There were 215 households, out of which 27.4% had children under the age of 18 living with them, 60.5% were married couples living together, 3.7% had a female householder with no husband present, and 30.2% were non-families. 24.7% of all households were made up of individuals, and 14.9% had someone living alone who was 65 years of age or older. The average household size was 2.51 and the average family size was 2.97.

In the town, the population was spread out, with 24.1% under the age of 18, 4.6% from 18 to 24, 25.0% from 25 to 44, 26.7% from 45 to 64, and 19.5% who were 65 years of age or older. The median age was 42 years. For every 100 females, there were 101.1 males.
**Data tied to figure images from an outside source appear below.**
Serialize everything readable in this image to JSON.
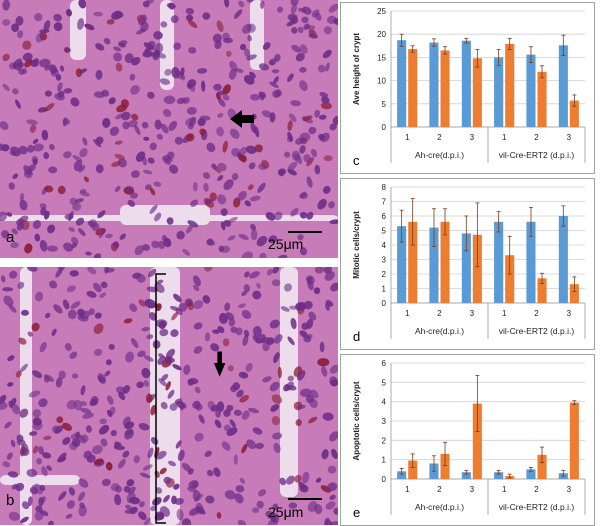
{
  "micrographs": [
    {
      "letter": "a",
      "scale_bar": "25μm",
      "arrow": "arrow-left"
    },
    {
      "letter": "b",
      "scale_bar": "25μm",
      "arrow": "arrow-down"
    }
  ],
  "colors": {
    "series_a": "#5b9bd5",
    "series_b": "#ed7d31",
    "error_bar": "#7a3a18",
    "tissue": "#c77bb8",
    "nuclei": "#6d2d86"
  },
  "chart_data": [
    {
      "type": "bar",
      "letter": "c",
      "title": "",
      "ylabel": "Ave height of crypt",
      "categories": [
        "1",
        "2",
        "3",
        "1",
        "2",
        "3"
      ],
      "groups": [
        "Ah-cre(d.p.i.)",
        "vil-Cre-ERT2 (d.p.i.)"
      ],
      "ylim": [
        0,
        25
      ],
      "yticks": [
        0,
        5,
        10,
        15,
        20,
        25
      ],
      "grid": true,
      "legend": "none",
      "series": [
        {
          "values": [
            18.7,
            18.2,
            18.6,
            15.0,
            15.6,
            17.6
          ],
          "errors": [
            1.3,
            0.8,
            0.5,
            1.7,
            1.7,
            2.2
          ]
        },
        {
          "values": [
            16.8,
            16.5,
            14.8,
            17.9,
            11.9,
            5.7
          ],
          "errors": [
            0.7,
            0.8,
            1.9,
            1.2,
            1.3,
            1.2
          ]
        }
      ]
    },
    {
      "type": "bar",
      "letter": "d",
      "title": "",
      "ylabel": "Mitotic cells/crypt",
      "categories": [
        "1",
        "2",
        "3",
        "1",
        "2",
        "3"
      ],
      "groups": [
        "Ah-cre(d.p.i.)",
        "vil-Cre-ERT2 (d.p.i.)"
      ],
      "ylim": [
        0,
        8
      ],
      "yticks": [
        0,
        1,
        2,
        3,
        4,
        5,
        6,
        7,
        8
      ],
      "grid": true,
      "legend": "none",
      "series": [
        {
          "values": [
            5.3,
            5.2,
            4.8,
            5.6,
            5.6,
            6.0
          ],
          "errors": [
            1.1,
            1.3,
            1.2,
            0.7,
            1.0,
            0.7
          ]
        },
        {
          "values": [
            5.6,
            5.6,
            4.7,
            3.3,
            1.7,
            1.3
          ],
          "errors": [
            1.6,
            0.9,
            2.2,
            1.3,
            0.35,
            0.5
          ]
        }
      ]
    },
    {
      "type": "bar",
      "letter": "e",
      "title": "",
      "ylabel": "Apoptotic cells/crypt",
      "categories": [
        "1",
        "2",
        "3",
        "1",
        "2",
        "3"
      ],
      "groups": [
        "Ah-cre(d.p.i.)",
        "vil-Cre-ERT2 (d.p.i.)"
      ],
      "ylim": [
        0,
        6
      ],
      "yticks": [
        0,
        1,
        2,
        3,
        4,
        5,
        6
      ],
      "grid": true,
      "legend": "none",
      "series": [
        {
          "values": [
            0.4,
            0.8,
            0.35,
            0.35,
            0.5,
            0.3
          ],
          "errors": [
            0.15,
            0.4,
            0.1,
            0.1,
            0.1,
            0.15
          ]
        },
        {
          "values": [
            0.95,
            1.3,
            3.9,
            0.15,
            1.25,
            3.95
          ],
          "errors": [
            0.35,
            0.6,
            1.45,
            0.1,
            0.4,
            0.1
          ]
        }
      ]
    }
  ]
}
For every 100 females age 18 and over, there were 97.6 males.

The median income for a household in the town was $24,875, and the median income for a family was $30,313. Males had a median income of $25,000 versus $18,958 for females. The per capita income for the town was $12,780. About 12.1% of families and 18.2% of the population were below the poverty line, including 21.0% of those under age 18 and 21.6% of those age 65 or over.